Joel Goober, Executive Secretary, 1977-1979

Daniel Kelly, Executive Secretary, 1979-1984

Thomas Lussier, Executive Director, 1984-2003
Lussier changed the identity of the agency by expanding its mission: In addition to computing retirement benefits, the MTRB would now reach out to members to educate them on their rights and benefits.

Joan Schloss, Executive Director, 2003-2014

Erika M. Glaster, Executive Director, 2014-present


Milestones

1913
Chapter 832 of the Acts of 1913, which calls for the creation of the Teachers’ Retirement Association, is proposed. Though Governor Foss’s approval is unlikely (“Veto of School Teachers’ Retirement bill probable,” reports The Boston Globe), he signs the bill.

1914
The Teachers’ Retirement Association opens its doors on July 1. The agency is housed at 616 Somerset Street, a few blocks from the State House.

George F. Wilson, teacher in the Beverly and Wakefield school districts, retires as the first Teachers’ Retirement System retiree.

1916
Edmund S. Cogswell, the first Executive Secretary of The Teachers’ Retirement Association, retires. The Board appoints Clayton L. Lent, who holds the position for 44 years, the longest tenure of any Executive Secretary or Executive Director.

1931
The Teachers’ Retirement Association moves a few doors down to 20 Somerset Street.

1934
The agency moves again, this time to 100 Nashua Street, on a lot that now houses the Nashua Street Jail.

1945
The State Legislature passes Chapter 658, which creates a uniform retirement law for all public employees.

1950s
The office moves to 88 Broad Street, near Rowes Wharf.

1970s
The membership of the Teachers’ Retirement System doubles between 1958 and 1970, but the Commonwealth’s budget does not keep pace. The system struggles in this period. Because of budgetary and staffing constraints, bookkeeping and retirement processing suffers.

1975
Longtime MTRB staff member Mary Silva becomes Acting Secretary.

1977
New Executive Director Joel Goober works with Teachers’ Retirement Board Chairman John Kearney to improve the system.

1980s
The MTRB begins to turn around. By the start of the decade, some member records are computerized, some retirement functions are automated, and statements are on time.

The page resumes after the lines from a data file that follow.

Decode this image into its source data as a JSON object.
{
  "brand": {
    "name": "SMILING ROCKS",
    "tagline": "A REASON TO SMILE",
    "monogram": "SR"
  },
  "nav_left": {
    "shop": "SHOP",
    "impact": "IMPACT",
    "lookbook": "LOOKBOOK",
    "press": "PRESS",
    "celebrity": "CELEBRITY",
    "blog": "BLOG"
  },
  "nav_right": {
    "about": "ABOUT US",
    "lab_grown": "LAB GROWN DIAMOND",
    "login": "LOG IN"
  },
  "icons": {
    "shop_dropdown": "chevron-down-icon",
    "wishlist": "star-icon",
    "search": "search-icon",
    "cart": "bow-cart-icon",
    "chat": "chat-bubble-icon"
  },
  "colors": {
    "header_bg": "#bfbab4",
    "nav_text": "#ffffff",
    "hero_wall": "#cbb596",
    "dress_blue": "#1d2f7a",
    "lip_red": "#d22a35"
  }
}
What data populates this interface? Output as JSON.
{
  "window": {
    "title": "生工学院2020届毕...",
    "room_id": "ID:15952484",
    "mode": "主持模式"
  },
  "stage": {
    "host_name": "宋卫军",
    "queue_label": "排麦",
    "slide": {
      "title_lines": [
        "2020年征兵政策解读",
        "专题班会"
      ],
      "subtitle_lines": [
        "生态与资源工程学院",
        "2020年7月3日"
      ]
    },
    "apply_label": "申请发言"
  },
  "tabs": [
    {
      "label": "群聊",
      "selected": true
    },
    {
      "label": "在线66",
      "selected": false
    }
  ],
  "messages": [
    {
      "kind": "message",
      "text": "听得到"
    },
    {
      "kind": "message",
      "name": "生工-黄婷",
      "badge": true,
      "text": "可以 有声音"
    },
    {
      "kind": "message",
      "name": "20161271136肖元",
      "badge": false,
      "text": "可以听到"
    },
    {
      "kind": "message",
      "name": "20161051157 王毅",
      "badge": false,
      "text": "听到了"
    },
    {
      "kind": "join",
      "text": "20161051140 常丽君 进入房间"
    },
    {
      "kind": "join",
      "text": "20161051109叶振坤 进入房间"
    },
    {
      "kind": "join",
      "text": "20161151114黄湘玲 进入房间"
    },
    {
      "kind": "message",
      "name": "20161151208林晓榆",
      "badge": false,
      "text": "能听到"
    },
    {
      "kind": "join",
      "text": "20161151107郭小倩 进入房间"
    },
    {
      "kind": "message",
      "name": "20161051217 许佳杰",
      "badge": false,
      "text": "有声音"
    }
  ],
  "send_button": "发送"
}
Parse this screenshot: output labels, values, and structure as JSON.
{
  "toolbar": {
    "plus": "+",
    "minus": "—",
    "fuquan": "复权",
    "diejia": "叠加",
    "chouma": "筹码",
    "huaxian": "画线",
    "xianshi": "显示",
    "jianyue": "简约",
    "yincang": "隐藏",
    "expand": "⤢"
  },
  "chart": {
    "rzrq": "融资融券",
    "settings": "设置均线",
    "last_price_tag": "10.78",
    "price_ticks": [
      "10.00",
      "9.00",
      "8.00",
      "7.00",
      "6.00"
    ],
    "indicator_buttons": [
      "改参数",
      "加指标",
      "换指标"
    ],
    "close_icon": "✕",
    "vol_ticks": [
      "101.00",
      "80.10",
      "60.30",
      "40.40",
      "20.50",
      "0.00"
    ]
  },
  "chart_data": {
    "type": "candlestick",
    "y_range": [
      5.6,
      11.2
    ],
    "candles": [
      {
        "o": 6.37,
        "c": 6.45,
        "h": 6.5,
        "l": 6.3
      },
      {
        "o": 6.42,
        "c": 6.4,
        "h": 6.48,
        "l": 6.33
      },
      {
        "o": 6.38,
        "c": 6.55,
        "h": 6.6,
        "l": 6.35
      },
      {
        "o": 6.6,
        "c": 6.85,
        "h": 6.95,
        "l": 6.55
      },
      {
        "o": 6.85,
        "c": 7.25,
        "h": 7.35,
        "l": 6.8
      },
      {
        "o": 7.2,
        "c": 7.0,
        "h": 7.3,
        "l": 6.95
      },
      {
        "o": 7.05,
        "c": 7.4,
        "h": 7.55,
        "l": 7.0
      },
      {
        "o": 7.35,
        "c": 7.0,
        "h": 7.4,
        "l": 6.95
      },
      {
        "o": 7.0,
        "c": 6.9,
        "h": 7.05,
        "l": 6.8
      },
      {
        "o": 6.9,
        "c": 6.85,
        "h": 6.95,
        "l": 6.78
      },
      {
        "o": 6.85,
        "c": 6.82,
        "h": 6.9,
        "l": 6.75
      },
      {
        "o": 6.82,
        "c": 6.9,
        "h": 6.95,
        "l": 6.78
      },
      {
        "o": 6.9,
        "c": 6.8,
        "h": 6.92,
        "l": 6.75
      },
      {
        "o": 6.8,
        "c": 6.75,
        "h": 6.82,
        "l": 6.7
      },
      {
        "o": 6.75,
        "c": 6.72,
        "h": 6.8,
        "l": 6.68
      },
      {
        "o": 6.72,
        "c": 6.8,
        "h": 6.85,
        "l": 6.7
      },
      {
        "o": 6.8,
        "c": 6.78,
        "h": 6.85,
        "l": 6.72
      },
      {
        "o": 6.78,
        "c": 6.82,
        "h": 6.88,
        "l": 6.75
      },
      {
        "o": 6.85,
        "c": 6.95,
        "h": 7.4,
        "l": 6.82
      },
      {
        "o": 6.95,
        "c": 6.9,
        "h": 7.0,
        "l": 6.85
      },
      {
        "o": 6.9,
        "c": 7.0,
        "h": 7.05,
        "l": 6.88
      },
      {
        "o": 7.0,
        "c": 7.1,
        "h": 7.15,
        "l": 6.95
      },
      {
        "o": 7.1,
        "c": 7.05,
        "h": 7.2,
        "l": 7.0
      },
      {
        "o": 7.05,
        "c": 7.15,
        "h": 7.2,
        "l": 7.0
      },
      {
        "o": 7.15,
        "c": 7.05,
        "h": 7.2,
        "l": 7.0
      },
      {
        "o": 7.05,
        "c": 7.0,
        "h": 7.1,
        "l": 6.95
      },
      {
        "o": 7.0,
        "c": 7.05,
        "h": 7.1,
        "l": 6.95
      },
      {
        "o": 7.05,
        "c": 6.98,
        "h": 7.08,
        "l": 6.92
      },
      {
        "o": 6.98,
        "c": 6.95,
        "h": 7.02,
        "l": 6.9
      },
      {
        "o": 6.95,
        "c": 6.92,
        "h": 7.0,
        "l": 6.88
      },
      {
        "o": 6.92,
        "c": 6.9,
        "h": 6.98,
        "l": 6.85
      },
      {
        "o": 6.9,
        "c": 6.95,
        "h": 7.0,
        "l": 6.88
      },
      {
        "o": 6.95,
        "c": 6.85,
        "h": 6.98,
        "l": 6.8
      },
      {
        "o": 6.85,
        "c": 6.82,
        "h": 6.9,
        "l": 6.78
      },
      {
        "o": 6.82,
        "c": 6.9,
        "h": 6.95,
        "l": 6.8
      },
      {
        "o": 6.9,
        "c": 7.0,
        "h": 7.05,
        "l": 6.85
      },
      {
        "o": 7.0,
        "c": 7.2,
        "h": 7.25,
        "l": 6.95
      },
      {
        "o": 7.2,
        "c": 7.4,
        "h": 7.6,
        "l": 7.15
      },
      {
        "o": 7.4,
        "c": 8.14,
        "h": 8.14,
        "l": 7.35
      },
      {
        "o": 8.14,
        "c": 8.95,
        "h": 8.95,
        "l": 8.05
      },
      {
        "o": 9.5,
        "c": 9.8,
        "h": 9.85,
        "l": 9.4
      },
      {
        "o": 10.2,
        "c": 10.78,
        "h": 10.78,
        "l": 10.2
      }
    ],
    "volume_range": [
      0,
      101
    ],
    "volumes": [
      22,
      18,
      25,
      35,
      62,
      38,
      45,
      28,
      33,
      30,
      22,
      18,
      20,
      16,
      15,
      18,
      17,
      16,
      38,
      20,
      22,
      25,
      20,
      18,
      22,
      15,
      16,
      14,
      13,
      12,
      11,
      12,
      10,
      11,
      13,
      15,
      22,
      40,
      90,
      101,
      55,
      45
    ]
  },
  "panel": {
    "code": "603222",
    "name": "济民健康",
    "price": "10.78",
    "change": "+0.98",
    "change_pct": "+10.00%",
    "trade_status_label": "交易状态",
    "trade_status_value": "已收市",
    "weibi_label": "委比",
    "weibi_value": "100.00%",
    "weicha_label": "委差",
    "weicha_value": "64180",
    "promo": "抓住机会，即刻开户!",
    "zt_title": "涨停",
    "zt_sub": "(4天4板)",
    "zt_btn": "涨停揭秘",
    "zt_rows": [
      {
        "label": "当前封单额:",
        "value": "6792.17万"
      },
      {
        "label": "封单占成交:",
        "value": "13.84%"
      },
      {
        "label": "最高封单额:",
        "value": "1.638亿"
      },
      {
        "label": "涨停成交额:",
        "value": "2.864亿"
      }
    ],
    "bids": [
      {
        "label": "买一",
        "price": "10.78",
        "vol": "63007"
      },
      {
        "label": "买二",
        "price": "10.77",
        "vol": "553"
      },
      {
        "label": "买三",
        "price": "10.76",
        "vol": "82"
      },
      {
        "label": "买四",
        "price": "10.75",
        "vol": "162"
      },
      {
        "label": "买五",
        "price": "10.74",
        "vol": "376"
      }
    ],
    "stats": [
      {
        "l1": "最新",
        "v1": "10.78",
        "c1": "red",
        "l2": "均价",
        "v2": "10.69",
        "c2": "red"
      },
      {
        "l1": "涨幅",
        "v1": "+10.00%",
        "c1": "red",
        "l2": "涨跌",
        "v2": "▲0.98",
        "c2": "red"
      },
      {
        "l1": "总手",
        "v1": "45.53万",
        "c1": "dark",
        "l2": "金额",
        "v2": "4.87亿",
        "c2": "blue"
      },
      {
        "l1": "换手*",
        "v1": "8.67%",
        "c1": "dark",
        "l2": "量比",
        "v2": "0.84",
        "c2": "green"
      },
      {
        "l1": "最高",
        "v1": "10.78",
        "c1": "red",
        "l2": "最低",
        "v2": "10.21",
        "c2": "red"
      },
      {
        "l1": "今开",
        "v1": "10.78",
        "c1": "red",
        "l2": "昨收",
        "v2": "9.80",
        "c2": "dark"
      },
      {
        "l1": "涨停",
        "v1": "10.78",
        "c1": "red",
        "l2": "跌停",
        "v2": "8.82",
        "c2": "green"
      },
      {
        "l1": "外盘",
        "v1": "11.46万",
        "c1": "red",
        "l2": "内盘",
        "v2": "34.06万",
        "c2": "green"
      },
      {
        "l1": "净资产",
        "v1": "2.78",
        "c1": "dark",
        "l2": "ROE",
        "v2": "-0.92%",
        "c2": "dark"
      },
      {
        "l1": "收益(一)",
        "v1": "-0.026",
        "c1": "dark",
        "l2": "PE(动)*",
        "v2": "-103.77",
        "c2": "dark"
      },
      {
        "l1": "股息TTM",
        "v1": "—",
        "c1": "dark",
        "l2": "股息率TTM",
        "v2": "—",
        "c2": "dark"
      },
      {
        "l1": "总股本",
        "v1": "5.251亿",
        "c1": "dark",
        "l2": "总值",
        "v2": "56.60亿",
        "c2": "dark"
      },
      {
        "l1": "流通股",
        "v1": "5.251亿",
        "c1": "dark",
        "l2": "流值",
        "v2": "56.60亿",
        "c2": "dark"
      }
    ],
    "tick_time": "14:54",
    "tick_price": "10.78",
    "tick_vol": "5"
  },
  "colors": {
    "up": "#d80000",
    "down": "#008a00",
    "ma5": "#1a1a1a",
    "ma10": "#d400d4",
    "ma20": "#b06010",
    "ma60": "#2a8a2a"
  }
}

After several more moves, the MTRB settles at One Ashburton Place, where it stays until 1995.

1984
Thomas Lussier becomes Executive Director. Lussier expands the MTRB’s mission to include education for members, a priority that remains in place today.

1988
The MTRB opens its first Western Regional Office, in Chicopee.

Due to an economic downturn, the Board’s budget is slashed by 15.5%, and staff is reduced by 35%. Governor Dukakis proposes eliminating the MTRB by incorporating it with other agencies.

1995
The MTRB’s main office moves to Canal Street.

2000
Our Western Regional Office moves to Springfield.

2001
“RetirementPlus,” which provides an enhanced benefit after 30 years of service—and increases the contribution rate to 11%—takes effect.

2002
The State Treasurer and State Auditor joined our Board.

2003
Joan Schloss becomes Executive Director and reaffirms the agency’s commitment to member education.

2006
The MTRB moves to One Charles Park in East Cambridge, and changes its name to the Massachusetts Teachers’ Retirement System.

2007
MTRS membership surpasses the membership of the State Retirement System, and the MTRS becomes the largest of the Commonwealth’s then 105 retirement systems.

2011
Chapter 176 of the Acts of 2011, commonly known as “Pension Reform III,” is passed. Among many changes, the bill increases interest rates for certain types of service purchases, allows some retirees to receive credit for past maternity leaves, and, in order to ensure financial security of the system for future generations, creates a second Membership Tier that provides lesser benefits for new members.

2014
The MTRS celebrates its 100th anniversary.

By a unanimous vote, the Board appoints Erika Glaster as the agency’s ninth Executive Director

2016
The main office moves from Cambridge to Charlestown’s Hood Park, the former headquarters of New England dairy company H.P. Hood.

Main (Charlestown) Office Building

2019
The MTRS proudly celebrates 105 years of service to Massachusetts educators—including our now more than 157,000 active, inactive and retired members and their beneficiaries!